Но через некоторое время меня начали уговаривать, чтобы я выступила на митинге с осуждением троцкизма и троцкистов. Я отказалась. В этот же вечер за мной на квартиру пришли. Арестовали и увезли в здание НКВД. Там мне стали говорить, что если я не передумаю, то у меня впереди уже ничего нет. Меня спрашивали, почему я не хочу им помочь? Но я продолжала свою линию: выступать не могу, да и не хочу. Тогда мне пригрозили спустить в подвал, но я все равно выступать отказалась. Тем более, что я вспомнила один такой митинг. На нем выступал ссыльный троцкист. Так вот на митинге он стал объяснять, чего хотели троцкисты, стал перечислять их программу. Ну ему, конечно, не дали договорить и тут же арестовали. Так что я знала, чем могут кончится такие митинги. В тот вечер меня все-таки отпустили домой.
Мне оставалось три месяца до окончания ссылки, и я надеялась куда-нибудь уехать.
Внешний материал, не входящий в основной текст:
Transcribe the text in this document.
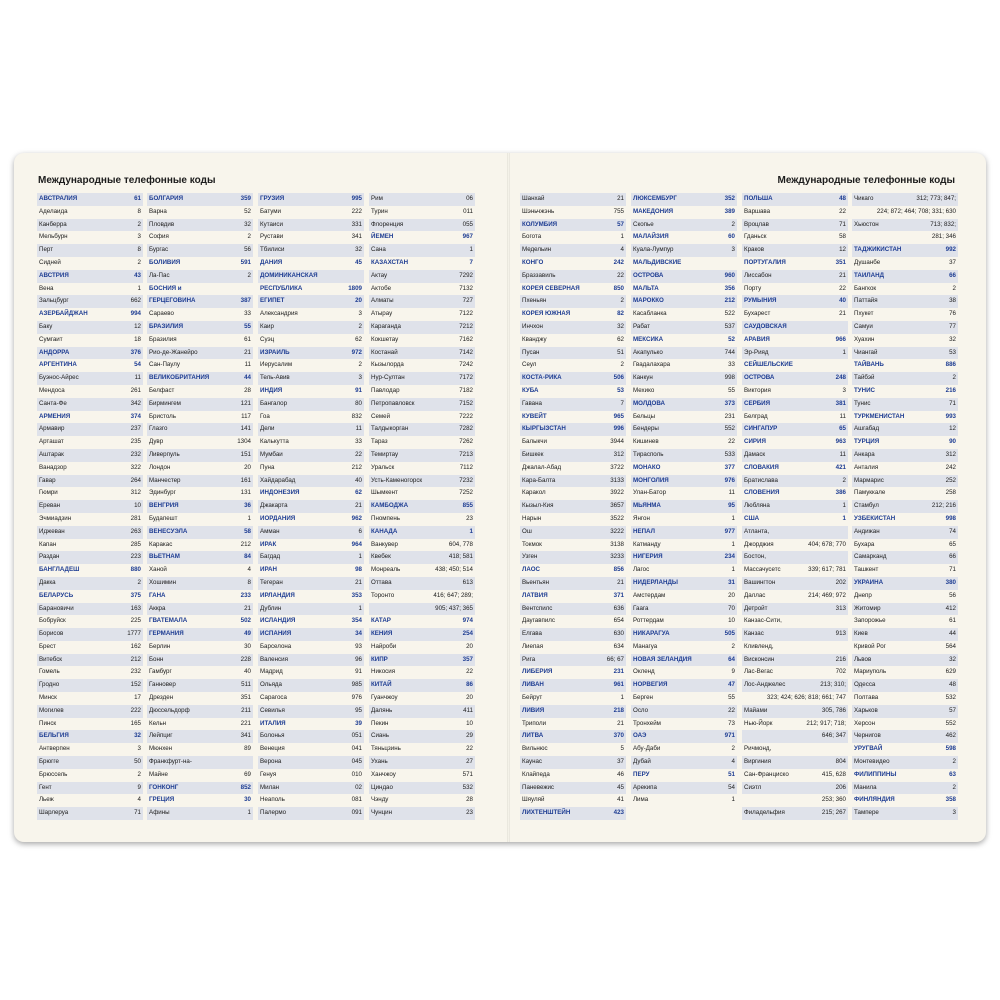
Международные телефонные коды	Международные телефонные коды
АВСТРАЛИЯ	61
Аделаида	8
Канберра	2
Мельбурн	3
Перт	8
Сидней	2
АВСТРИЯ	43
Вена	1
Зальцбург	662
АЗЕРБАЙДЖАН	994
Баку	12
Сумгаит	18
АНДОРРА	376
АРГЕНТИНА	54
Буэнос-Айрес	11
Мендоса	261
Санта-Фе	342
АРМЕНИЯ	374
Армавир	237
Арташат	235
Аштарак	232
Ванадзор	322
Гавар	264
Гюмри	312
Ереван	10
Эчмиадзин	281
Иджеван	263
Капан	285
Раздан	223
БАНГЛАДЕШ	880
Дакка	2
БЕЛАРУСЬ	375
Барановичи	163
Бобруйск	225
Борисов	1777
Брест	162
Витебск	212
Гомель	232
Гродно	152
Минск	17
Могилев	222
Пинск	165
БЕЛЬГИЯ	32
Антверпен	3
Брюгге	50
Брюссель	2
Гент	9
Льеж	4
Шарлеруа	71
БОЛГАРИЯ	359
Варна	52
Пловдив	32
София	2
Бургас	56
БОЛИВИЯ	591
Ла-Пас	2
БОСНИЯ и
ГЕРЦЕГОВИНА	387
Сараево	33
БРАЗИЛИЯ	55
Бразилия	61
Рио-де-Жанейро	21
Сан-Паулу	11
ВЕЛИКОБРИТАНИЯ	44
Белфаст	28
Бирмингем	121
Бристоль	117
Глазго	141
Дувр	1304
Ливерпуль	151
Лондон	20
Манчестер	161
Эдинбург	131
ВЕНГРИЯ	36
Будапешт	1
ВЕНЕСУЭЛА	58
Каракас	212
ВЬЕТНАМ	84
Ханой	4
Хошимин	8
ГАНА	233
Аккра	21
ГВАТЕМАЛА	502
ГЕРМАНИЯ	49
Берлин	30
Бонн	228
Гамбург	40
Ганновер	511
Дрезден	351
Дюссельдорф	211
Кельн	221
Лейпциг	341
Мюнхен	89
Франкфурт-на-
Майне	69
ГОНКОНГ	852
ГРЕЦИЯ	30
Афины	1
ГРУЗИЯ	995
Батуми	222
Кутаиси	331
Рустави	341
Тбилиси	32
ДАНИЯ	45
ДОМИНИКАНСКАЯ
РЕСПУБЛИКА	1809
ЕГИПЕТ	20
Александрия	3
Каир	2
Суэц	62
ИЗРАИЛЬ	972
Иерусалим	2
Тель-Авив	3
ИНДИЯ	91
Бангалор	80
Гоа	832
Дели	11
Калькутта	33
Мумбаи	22
Пуна	212
Хайдарабад	40
ИНДОНЕЗИЯ	62
Джакарта	21
ИОРДАНИЯ	962
Амман	6
ИРАК	964
Багдад	1
ИРАН	98
Тегеран	21
ИРЛАНДИЯ	353
Дублин	1
ИСЛАНДИЯ	354
ИСПАНИЯ	34
Барселона	93
Валенсия	96
Мадрид	91
Ольяда	985
Сарагоса	976
Севилья	95
ИТАЛИЯ	39
Болонья	051
Венеция	041
Верона	045
Генуя	010
Милан	02
Неаполь	081
Палермо	091
Рим	06
Турин	011
Флоренция	055
ЙЕМЕН	967
Сана	1
КАЗАХСТАН	7
Актау	7292
Актобе	7132
Алматы	727
Атырау	7122
Караганда	7212
Кокшетау	7162
Костанай	7142
Кызылорда	7242
Нур-Султан	7172
Павлодар	7182
Петропавловск	7152
Семей	7222
Талдыкорган	7282
Тараз	7262
Темиртау	7213
Уральск	7112
Усть-Каменогорск	7232
Шымкент	7252
КАМБОДЖА	855
Пномпень	23
КАНАДА	1
Ванкувер	604, 778
Квебек	418; 581
Монреаль	438; 450; 514
Оттава	613
Торонто	416; 647; 289;
905; 437; 365
КАТАР	974
КЕНИЯ	254
Найроби	20
КИПР	357
Никосия	22
КИТАЙ	86
Гуанчжоу	20
Далянь	411
Пекин	10
Сиань	29
Тяньцзинь	22
Ухань	27
Ханчжоу	571
Циндао	532
Чэнду	28
Чунцин	23
Шанхай	21
Шэньчжэнь	755
КОЛУМБИЯ	57
Богота	1
Медельин	4
КОНГО	242
Браззавиль	22
КОРЕЯ СЕВЕРНАЯ	850
Пхеньян	2
КОРЕЯ ЮЖНАЯ	82
Инчхон	32
Кванджу	62
Пусан	51
Сеул	2
КОСТА-РИКА	506
КУБА	53
Гавана	7
КУВЕЙТ	965
КЫРГЫЗСТАН	996
Балыкчи	3944
Бишкек	312
Джалал-Абад	3722
Кара-Балта	3133
Каракол	3922
Кызыл-Кия	3657
Нарын	3522
Ош	3222
Токмок	3138
Узген	3233
ЛАОС	856
Вьентьян	21
ЛАТВИЯ	371
Вентспилс	636
Даугавпилс	654
Елгава	630
Лиепая	634
Рига	66; 67
ЛИБЕРИЯ	231
ЛИВАН	961
Бейрут	1
ЛИВИЯ	218
Триполи	21
ЛИТВА	370
Вильнюс	5
Каунас	37
Клайпеда	46
Паневежис	45
Шяуляй	41
ЛИХТЕНШТЕЙН	423
ЛЮКСЕМБУРГ	352
МАКЕДОНИЯ	389
Скопье	2
МАЛАЙЗИЯ	60
Куала-Лумпур	3
МАЛЬДИВСКИЕ
ОСТРОВА	960
МАЛЬТА	356
МАРОККО	212
Касабланка	522
Рабат	537
МЕКСИКА	52
Акапулько	744
Гвадалахара	33
Канкун	998
Мехико	55
МОЛДОВА	373
Бельцы	231
Бендеры	552
Кишинев	22
Тирасполь	533
МОНАКО	377
МОНГОЛИЯ	976
Улан-Батор	11
МЬЯНМА	95
Янгон	1
НЕПАЛ	977
Катманду	1
НИГЕРИЯ	234
Лагос	1
НИДЕРЛАНДЫ	31
Амстердам	20
Гаага	70
Роттердам	10
НИКАРАГУА	505
Манагуа	2
НОВАЯ ЗЕЛАНДИЯ	64
Окленд	9
НОРВЕГИЯ	47
Берген	55
Осло	22
Тронхейм	73
ОАЭ	971
Абу-Даби	2
Дубай	4
ПЕРУ	51
Арекипа	54
Лима	1
ПОЛЬША	48
Варшава	22
Вроцлав	71
Гданьск	58
Краков	12
ПОРТУГАЛИЯ	351
Лиссабон	21
Порту	22
РУМЫНИЯ	40
Бухарест	21
САУДОВСКАЯ
АРАВИЯ	966
Эр-Рияд	1
СЕЙШЕЛЬСКИЕ
ОСТРОВА	248
Виктория	3
СЕРБИЯ	381
Белград	11
СИНГАПУР	65
СИРИЯ	963
Дамаск	11
СЛОВАКИЯ	421
Братислава	2
СЛОВЕНИЯ	386
Любляна	1
США	1
Атланта,
Джорджия	404; 678; 770
Бостон,
Массачусетс	339; 617; 781
Вашингтон	202
Даллас	214; 469; 972
Детройт	313
Канзас-Сити,
Канзас	913
Кливленд,
Висконсин	216
Лас-Вегас	702
Лос-Анджелес	213; 310;
323; 424; 626; 818; 661; 747
Майами	305, 786
Нью-Йорк	212; 917; 718;
646; 347
Ричмонд,
Виргиния	804
Сан-Франциско	415, 628
Сиэтл	206
253; 360
Филадельфия	215; 267
Чикаго	312; 773; 847;
224; 872; 464; 708; 331; 630
Хьюстон	713; 832;
281; 346
ТАДЖИКИСТАН	992
Душанбе	37
ТАИЛАНД	66
Бангкок	2
Паттайя	38
Пхукет	76
Самуи	77
Хуахин	32
Чиангай	53
ТАЙВАНЬ	886
Тайбэй	2
ТУНИС	216
Тунис	71
ТУРКМЕНИСТАН	993
Ашгабад	12
ТУРЦИЯ	90
Анкара	312
Анталия	242
Мармарис	252
Памуккале	258
Стамбул	212; 216
УЗБЕКИСТАН	998
Андижан	74
Бухара	65
Самарканд	66
Ташкент	71
УКРАИНА	380
Днепр	56
Житомир	412
Запорожье	61
Киев	44
Кривой Рог	564
Львов	32
Мариуполь	629
Одесса	48
Полтава	532
Харьков	57
Херсон	552
Чернигов	462
УРУГВАЙ	598
Монтевидео	2
ФИЛИППИНЫ	63
Манила	2
ФИНЛЯНДИЯ	358
Тампере	3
И вот наступает 1936 год. В Москве уже начались печально- знаменитые процессы над «врагами народа» и мы почувствовали, что скоро очередь дойдет и до нас. Мой муж Яша, например, все понимал и точно предсказал, чем все это для нас кончится. Он не сомневался, что всех нас снова посадят и по более страшным статьям, но он так же был
уверен, что тот, кто выживет несмотря на свою страшную судьбу, узнает нестоящую свободу. Нам не раз предлагали фальшивые паспорта на другое имя, по которым можно было уехать в любое место страны и жить и работать, как свободные люди. Я была жизнью в ссылке доведена до такого отчаянья, что готова была бежать даже по чужому паспорту. Но Яша не соглашался. Он говорил, что не может стать другим человеком и потерять свое имя, а, следовательно, и всех родных. Он особенно беспокоился о своей восьмилетней дочке от первого брака. Так мы и не решились воспользоваться чужими паспортами. А если бы воспользовались, то, может быть, Яша остался бы жив. Но вряд ли. При той системе остаться в живых такому человеку, как мой муж, практически было невозможно.
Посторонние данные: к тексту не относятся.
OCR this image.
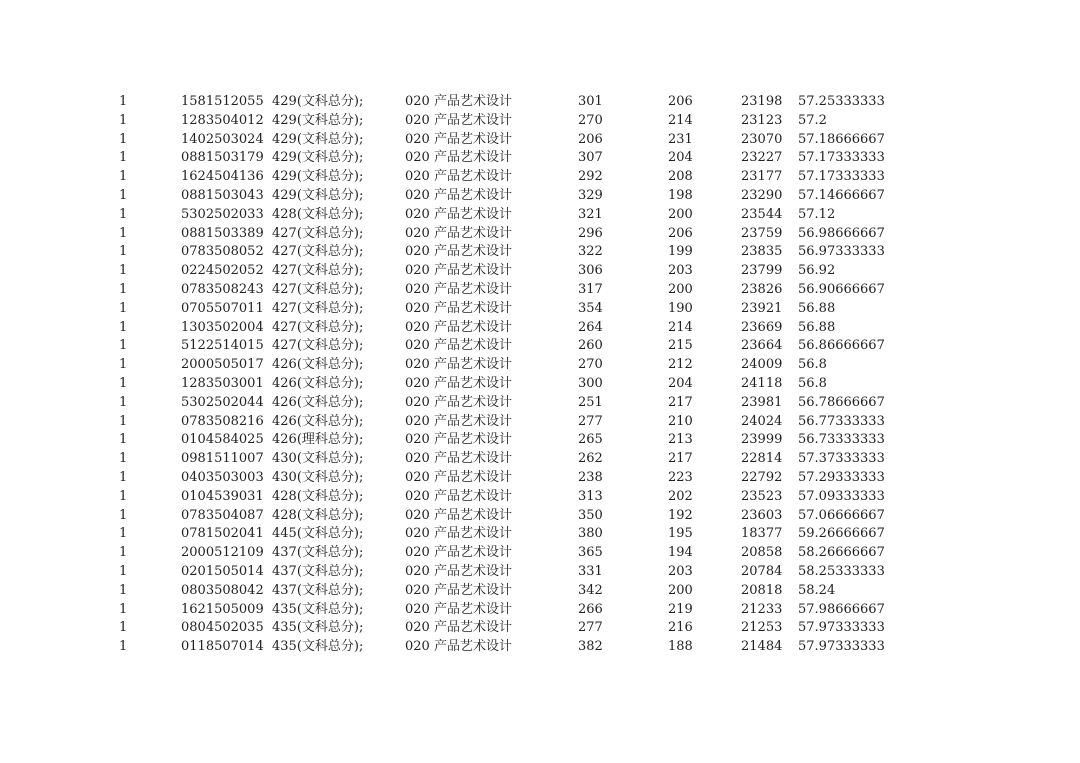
1	1581512055 429(文科总分);	020 产品艺术设计	301	206	23198 57.25333333
1	1283504012 429(文科总分);	020 产品艺术设计	270	214	23123 57.2
1	1402503024 429(文科总分);	020 产品艺术设计	206	231	23070 57.18666667
1	0881503179 429(文科总分);	020 产品艺术设计	307	204	23227 57.17333333
1	1624504136 429(文科总分);	020 产品艺术设计	292	208	23177 57.17333333
1	0881503043 429(文科总分);	020 产品艺术设计	329	198	23290 57.14666667
1	5302502033 428(文科总分);	020 产品艺术设计	321	200	23544 57.12
1	0881503389 427(文科总分);	020 产品艺术设计	296	206	23759 56.98666667
1	0783508052 427(文科总分);	020 产品艺术设计	322	199	23835 56.97333333
1	0224502052 427(文科总分);	020 产品艺术设计	306	203	23799 56.92
1	0783508243 427(文科总分);	020 产品艺术设计	317	200	23826 56.90666667
1	0705507011 427(文科总分);	020 产品艺术设计	354	190	23921 56.88
1	1303502004 427(文科总分);	020 产品艺术设计	264	214	23669 56.88
1	5122514015 427(文科总分);	020 产品艺术设计	260	215	23664 56.86666667
1	2000505017 426(文科总分);	020 产品艺术设计	270	212	24009 56.8
1	1283503001 426(文科总分);	020 产品艺术设计	300	204	24118 56.8
1	5302502044 426(文科总分);	020 产品艺术设计	251	217	23981 56.78666667
1	0783508216 426(文科总分);	020 产品艺术设计	277	210	24024 56.77333333
1	0104584025 426(理科总分);	020 产品艺术设计	265	213	23999 56.73333333
1	0981511007 430(文科总分);	020 产品艺术设计	262	217	22814 57.37333333
1	0403503003 430(文科总分);	020 产品艺术设计	238	223	22792 57.29333333
1	0104539031 428(文科总分);	020 产品艺术设计	313	202	23523 57.09333333
1	0783504087 428(文科总分);	020 产品艺术设计	350	192	23603 57.06666667
1	0781502041 445(文科总分);	020 产品艺术设计	380	195	18377 59.26666667
1	2000512109 437(文科总分);	020 产品艺术设计	365	194	20858 58.26666667
1	0201505014 437(文科总分);	020 产品艺术设计	331	203	20784 58.25333333
1	0803508042 437(文科总分);	020 产品艺术设计	342	200	20818 58.24
1	1621505009 435(文科总分);	020 产品艺术设计	266	219	21233 57.98666667
1	0804502035 435(文科总分);	020 产品艺术设计	277	216	21253 57.97333333
1	0118507014 435(文科总分);	020 产品艺术设计	382	188	21484 57.97333333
Хочу несколько слов сказать о нашей квартирной хозяйке, на редкость сердечной и порядочной женщине. Когда меня арестовали в Казани, она часами простаивала в очереди у тюрьмы, чтобы передать мне теплые вещи. Меня арестовали раньше мужа, и в том, единственном письме, которое я от него получила, он мне писал, какая это была благородная женщина.
С тех лет мне запомнилась судьба ленинградского профессора Выдрина. В ссылку он попал как активный деборинец — сторонник известного советского философа профессора Деборина, главного редактора журнала «Под знаменем марксизма», школу которого начиная с конца 20-х годов партийная печать подвергла ожесточенной критике, и многих из его окружения арестовали и выслали, хотя сам Деборин, кажется, не очень пострадал. Его группу обвиняли в преклонении перед философией Гегеля, в отрицании коренного отличия марксистской диалектики от гегелевской, и, главное, в отрыве философии от потребностей практики, от политической жизни и политической борьбы. Многие из представителей этой группы были талантливыми философами, и среди них видное место занимал Выдрин.
В ссылке Выдрин был с женой и двумя детьми. Его жена — известный ленинградский педагог. В Казане ей дали работу в школе, в первых классах. И она там успешно преподавала, у нее было много своих собственных учебных пособий. На каком-то конкурсе ей за ее работу присудили первое место, а потом, как жену ссыльного, уволили. Сам профессор был человеком, целиком ушедшим в свою науку и
совершенно не приспособленным к физическому труду. А в ссылке работу по специальности, как правило, не давали и, чтобы выжить, приходилось заниматься простым, а иногда и очень тяжелым физическим трудом. Моему мужу, например, иногда приходилось красить фасады многоэтажных домов, качаясь в «люльке» высоко над землей.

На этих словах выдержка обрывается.